Johnny Cash: American VI: Ain’t No Grave

If Ain’t No Grave, the final installment in Johnny Cash’s rich collaboration with producer Rick Rubin, had appeared in, say, 1980, in the midst of an otherwise undistinguished run of Cash albums, it would have hardly caused a ripple. The raw ingredients—a few covers of well-known country hits, a couple of traditional folk songs, an original sacred composition—reprise the same formula that Cash employed since the early ’70s. It had all been done before, and many times.
But because these are the final recordings (no, really, we mean it this time) of a musical titan who dominated half a century, the songs here will be scrutinized far more closely than his earlier material.
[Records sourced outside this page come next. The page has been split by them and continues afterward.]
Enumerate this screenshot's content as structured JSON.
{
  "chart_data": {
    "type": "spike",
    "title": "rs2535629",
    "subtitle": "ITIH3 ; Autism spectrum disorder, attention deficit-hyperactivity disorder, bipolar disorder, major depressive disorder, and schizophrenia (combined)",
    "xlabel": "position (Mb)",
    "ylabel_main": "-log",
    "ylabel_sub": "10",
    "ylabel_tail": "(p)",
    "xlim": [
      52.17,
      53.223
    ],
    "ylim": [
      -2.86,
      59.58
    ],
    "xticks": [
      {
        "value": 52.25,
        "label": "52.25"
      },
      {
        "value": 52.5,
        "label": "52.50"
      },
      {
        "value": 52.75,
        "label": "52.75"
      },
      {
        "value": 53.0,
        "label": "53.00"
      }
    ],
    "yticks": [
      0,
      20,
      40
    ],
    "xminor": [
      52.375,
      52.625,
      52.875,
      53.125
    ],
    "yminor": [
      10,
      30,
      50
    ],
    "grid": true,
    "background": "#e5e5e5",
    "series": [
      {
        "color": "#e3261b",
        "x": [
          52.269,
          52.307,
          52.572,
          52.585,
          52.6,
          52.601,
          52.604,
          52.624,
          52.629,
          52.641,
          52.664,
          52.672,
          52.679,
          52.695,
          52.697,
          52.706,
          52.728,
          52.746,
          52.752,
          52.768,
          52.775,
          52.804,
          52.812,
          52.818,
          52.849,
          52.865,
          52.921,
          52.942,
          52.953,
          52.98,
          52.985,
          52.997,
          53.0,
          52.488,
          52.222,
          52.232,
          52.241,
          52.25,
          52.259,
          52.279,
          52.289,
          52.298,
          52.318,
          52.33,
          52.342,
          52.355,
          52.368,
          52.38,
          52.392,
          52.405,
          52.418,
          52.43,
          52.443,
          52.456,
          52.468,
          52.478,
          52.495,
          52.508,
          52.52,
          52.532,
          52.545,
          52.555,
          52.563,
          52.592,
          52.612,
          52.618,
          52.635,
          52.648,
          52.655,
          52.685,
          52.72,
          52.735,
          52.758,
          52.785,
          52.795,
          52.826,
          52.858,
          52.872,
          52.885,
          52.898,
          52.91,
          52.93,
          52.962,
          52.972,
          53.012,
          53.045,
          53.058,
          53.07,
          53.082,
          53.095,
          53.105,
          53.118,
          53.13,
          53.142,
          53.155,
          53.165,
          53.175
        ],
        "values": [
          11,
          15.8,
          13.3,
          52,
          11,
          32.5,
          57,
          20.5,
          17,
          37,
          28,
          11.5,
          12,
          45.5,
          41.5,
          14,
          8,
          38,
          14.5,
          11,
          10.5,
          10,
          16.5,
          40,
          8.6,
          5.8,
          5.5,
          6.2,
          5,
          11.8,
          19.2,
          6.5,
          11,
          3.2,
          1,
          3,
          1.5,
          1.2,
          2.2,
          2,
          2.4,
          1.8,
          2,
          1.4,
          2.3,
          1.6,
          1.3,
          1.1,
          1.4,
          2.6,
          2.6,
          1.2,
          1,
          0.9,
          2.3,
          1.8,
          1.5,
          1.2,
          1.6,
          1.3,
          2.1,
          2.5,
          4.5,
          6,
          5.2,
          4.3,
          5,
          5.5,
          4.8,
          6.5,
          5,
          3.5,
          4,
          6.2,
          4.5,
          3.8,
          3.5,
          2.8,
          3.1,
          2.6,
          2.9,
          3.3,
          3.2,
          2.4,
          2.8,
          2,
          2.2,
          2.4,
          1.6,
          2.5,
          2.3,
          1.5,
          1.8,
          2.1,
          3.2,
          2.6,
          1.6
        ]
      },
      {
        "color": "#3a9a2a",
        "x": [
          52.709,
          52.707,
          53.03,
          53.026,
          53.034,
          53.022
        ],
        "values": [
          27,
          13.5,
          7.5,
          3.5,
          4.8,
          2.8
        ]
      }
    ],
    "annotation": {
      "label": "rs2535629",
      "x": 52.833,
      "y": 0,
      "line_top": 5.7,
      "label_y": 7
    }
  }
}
You may recall the 2006 posthumous album American V: A Hundred Highways, formerly billed as the Man in Black’s last musical will and testament. It turns out there were 10 more tracks in the vault, recorded during the same 2002 and 2003 sessions that produced American V. Hence, Ain’t No Grave.
This is clearly the inferior batch of tunes, rightly relegated to outtake status. But while the songs are sometimes slight and the performances undeniably shaky, Cash utterly owns the material, exuding such a commanding gravitas and powerful sense of soul that the album works in spite of its faults. As is true of all the American Recordings, Rubin’s production is stark. The focus is on Cash’s ravaged, straining, world-weary voice: Like that of Billie Holiday on 1958’s Lady in Satin, or Marianne Faithfull on 1979’s Broken English, it conveys more in its shattered diminishment than most singers can conjure in their prime.